Put-to-Call Ratio and Market Scenarios
The 0.62 put-to-call ratio indicates an imbalance between the $2.2 billion call (buy) open interest and the $1.3 billion put (sell) options. If Ether’s price stays around $3,500 at 8:00 am UTC on June 28, only $257 million worth of these put options will be relevant. This discrepancy happens because the right to sell Ether at $3,300 or $3,400 becomes irrelevant if ETH trades above these levels at expiry.
Bulls’ Target and Potential Gains
Below are the four most likely scenarios based on current price trends. The balance of potential gains for each side is outlined as follows:
- Between $3,200 and $3,400: There are 13,000 calls versus 97,200 puts. The net result favors the put options by $280 million.
- Between $3,400 and $3,600: There are 43,900 calls versus 41,600 puts. The outcome is approximately balanced between call and put options.

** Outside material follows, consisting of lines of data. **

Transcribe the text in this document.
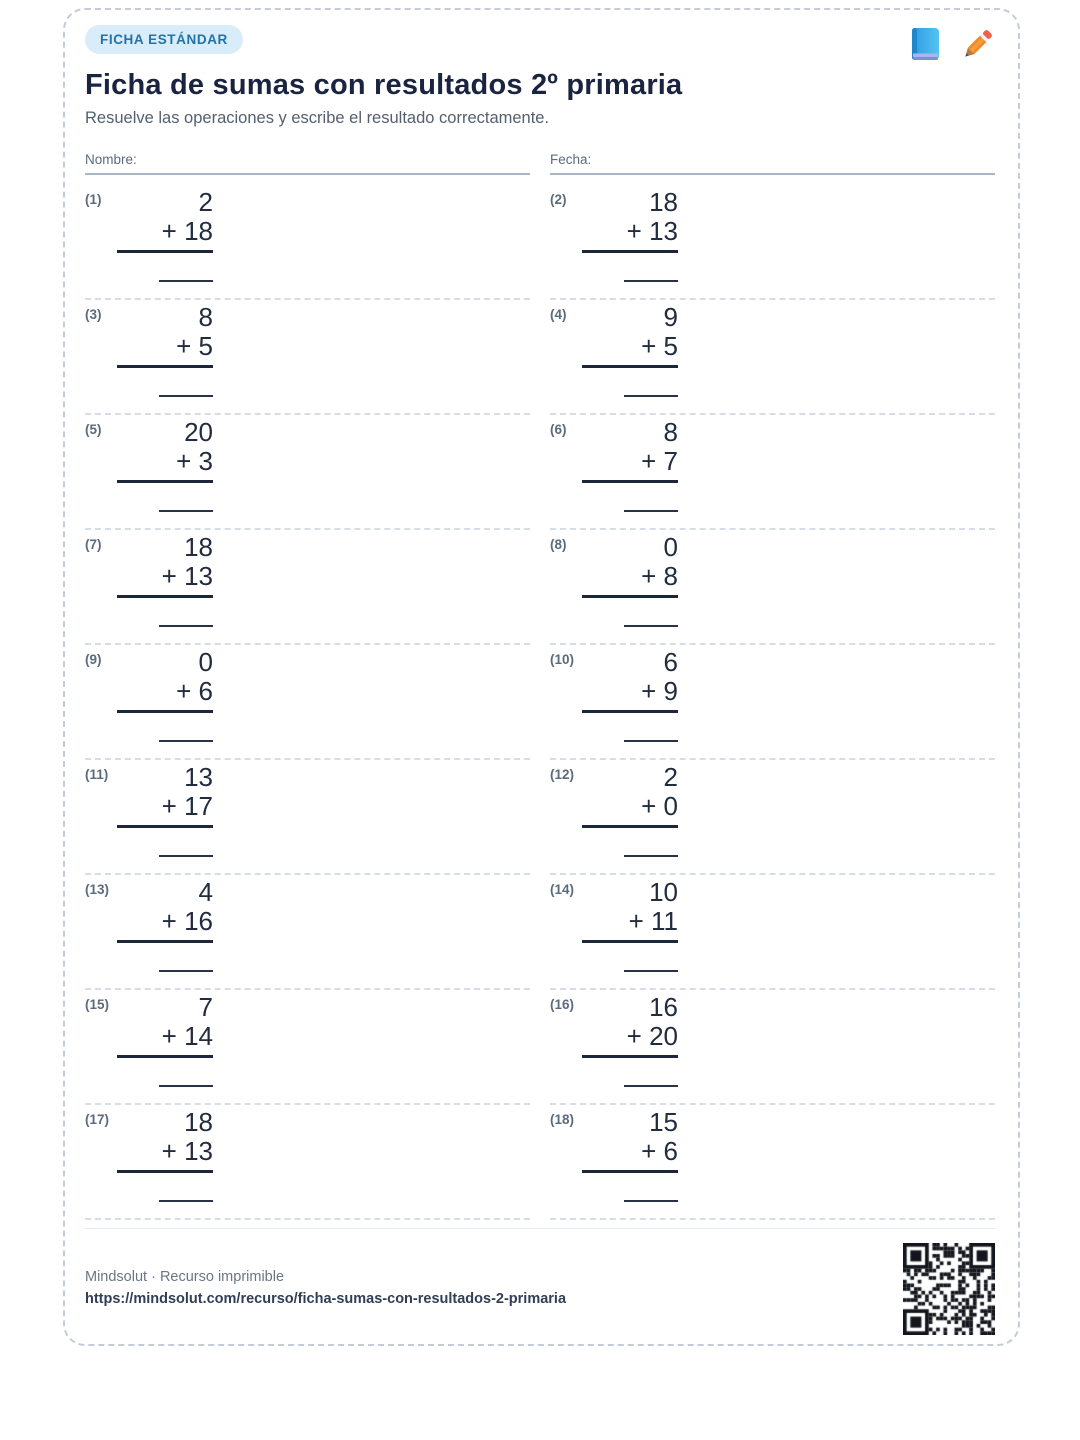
FICHA ESTÁNDAR
Ficha de sumas con resultados 2º primaria

Resuelve las operaciones y escribe el resultado correctamente.

Nombre:	Fecha:
(1)	2
+ 18
(2)	18
+ 13
(3)	8
+ 5
(4)	9
+ 5
(5)	20
+ 3
(6)	8
+ 7
(7)	18
+ 13
(8)	0
+ 8
(9)	0
+ 6
(10)	6
+ 9
(11)	13
+ 17
(12)	2
+ 0
(13)	4
+ 16
(14)	10
+ 11
(15)	7
+ 14
(16)	16
+ 20
(17)	18
+ 13
(18)	15
+ 6
Mindsolut · Recurso imprimible
https://mindsolut.com/recurso/ficha-sumas-con-resultados-2-primaria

- Between $3,600 and $3,800: There are 104,200 calls versus 24,400 puts. The net result favors the call options by $300 million.
- Between $3,800 and $3,900: There are 141,600 calls versus 9,600 puts. The advantage for call options increases to $500 million.
This rough calculation assumes that call options are used primarily for bullish bets and put options for neutral-to-bearish positions. However, this simplification does not account for more intricate investment strategies.
Unless there is an unexpected approval of a spot ETF before June 28, the likelihood supports a balanced result around $3,500. This should be viewed as a victory for the bears, especially considering that Ether was trading above $3,800 just two weeks prior.